English
For any real S, any T>0, and any k ∈ ℕ, the sum over n ∈ ℤ of |n|^k exp(-π (T n^2 - 2 S |n|)) converges.
Русский
Для любых S ∈ ℝ, T>0 и любого k ∈ ℕ сумма по n∈ℤ из |n|^k exp(-π (T n^2 - 2 S |n|)) сходится.
LaTeX
$$$\sum_{n\in\mathbb{Z}} \bigl|n\bigr|^{k} \exp\bigl(-\pi (T n^{2} - 2 S |n|)\bigr) < \infty$$$
Lean4
/-- The uniform bound we have given is summable, and remains so after multiplying by any fixed
power of `|n|` (we shall need this for `k = 0, 1, 2`). -/
theorem summable_pow_mul_jacobiTheta₂_term_bound (S : ℝ) {T : ℝ} (hT : 0 < T) (k : ℕ) :
Summable (fun n : ℤ ↦ (|n| ^ k : ℝ) * Real.exp (-π * (T * n ^ 2 - 2 * S * |n|))) :=
by
suffices Summable (fun n : ℕ ↦ (n ^ k : ℝ) * Real.exp (-π * (T * n ^ 2 - 2 * S * n))) by
apply Summable.of_nat_of_neg <;> simpa only [Int.cast_neg, neg_sq, abs_neg, Int.cast_natCast, Nat.abs_cast]
apply summable_of_isBigO_nat (summable_pow_mul_exp_neg_nat_mul k zero_lt_one)
apply IsBigO.mul (isBigO_refl _ _)
refine Real.isBigO_exp_comp_exp_comp.mpr (Tendsto.isBoundedUnder_le_atBot ?_)

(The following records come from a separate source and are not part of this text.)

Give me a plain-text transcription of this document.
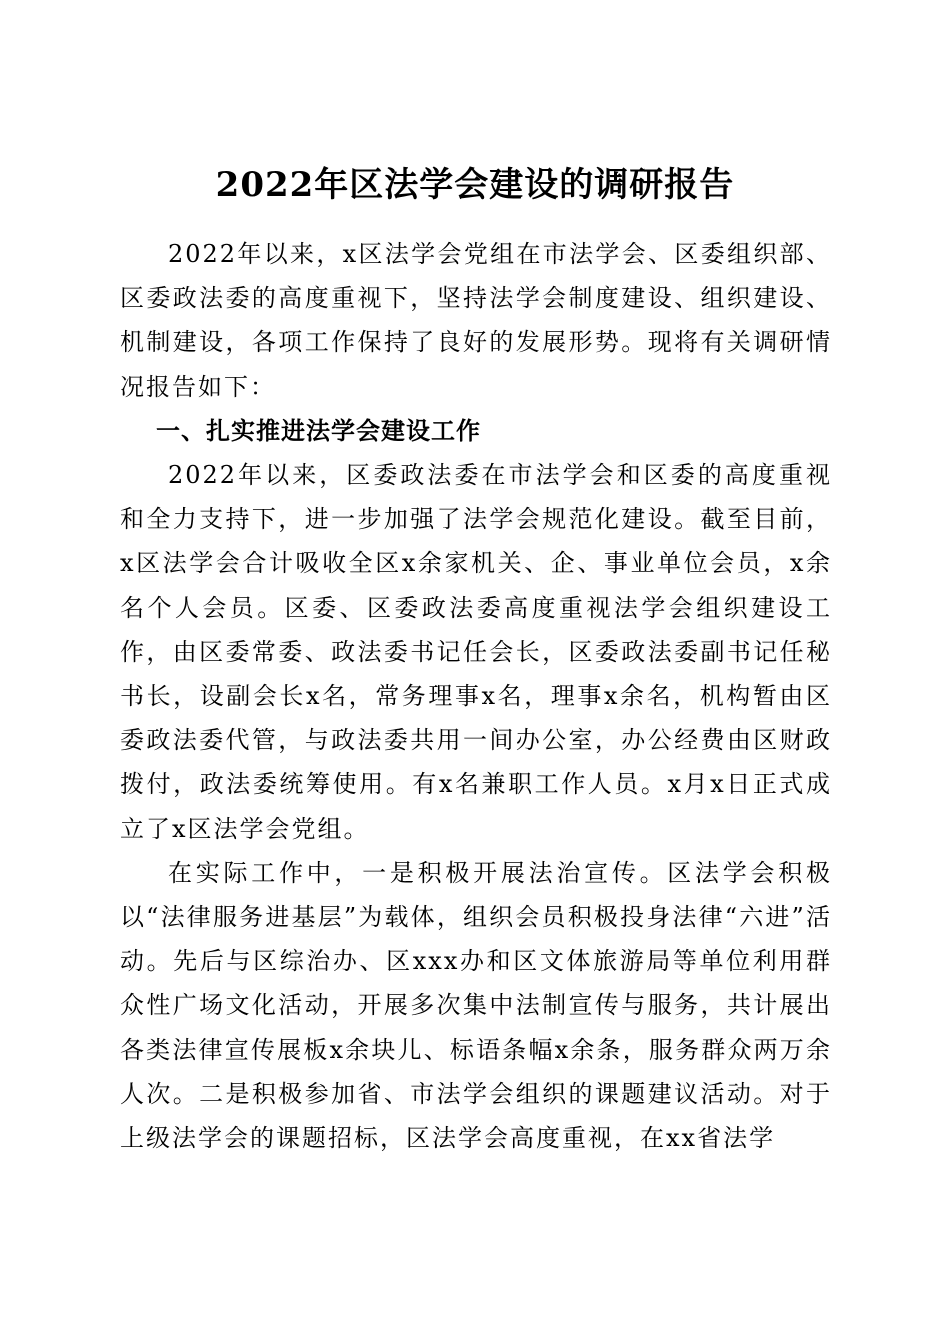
2022年区法学会建设的调研报告

2022年以来，x区法学会党组在市法学会、区委组织部、区委政法委的高度重视下，坚持法学会制度建设、组织建设、机制建设，各项工作保持了良好的发展形势。现将有关调研情况报告如下：

一、扎实推进法学会建设工作

2022年以来，区委政法委在市法学会和区委的高度重视和全力支持下，进一步加强了法学会规范化建设。截至目前，x区法学会合计吸收全区x余家机关、企、事业单位会员，x余名个人会员。区委、区委政法委高度重视法学会组织建设工作，由区委常委、政法委书记任会长，区委政法委副书记任秘书长，设副会长x名，常务理事x名，理事x余名，机构暂由区委政法委代管，与政法委共用一间办公室，办公经费由区财政拨付，政法委统筹使用。有x名兼职工作人员。x月x日正式成立了x区法学会党组。

在实际工作中，一是积极开展法治宣传。区法学会积极以“法律服务进基层”为载体，组织会员积极投身法律“六进”活动。先后与区综治办、区xxx办和区文体旅游局等单位利用群众性广场文化活动，开展多次集中法制宣传与服务，共计展出各类法律宣传展板x余块儿、标语条幅x余条，服务群众两万余人次。二是积极参加省、市法学会组织的课题建议活动。对于上级法学会的课题招标，区法学会高度重视，在xx省法学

simp_rw [← tendsto_neg_atTop_iff, Pi.sub_apply]
conv =>
enter [1, n]
rw [show -(-π * (T * n ^ 2 - 2 * S * n) - -1 * n) = n * (π * T * n - (2 * π * S + 1)) by ring]
refine tendsto_natCast_atTop_atTop.atTop_mul_atTop₀ (tendsto_atTop_add_const_right _ _ ?_)
exact tendsto_natCast_atTop_atTop.const_mul_atTop (mul_pos pi_pos hT)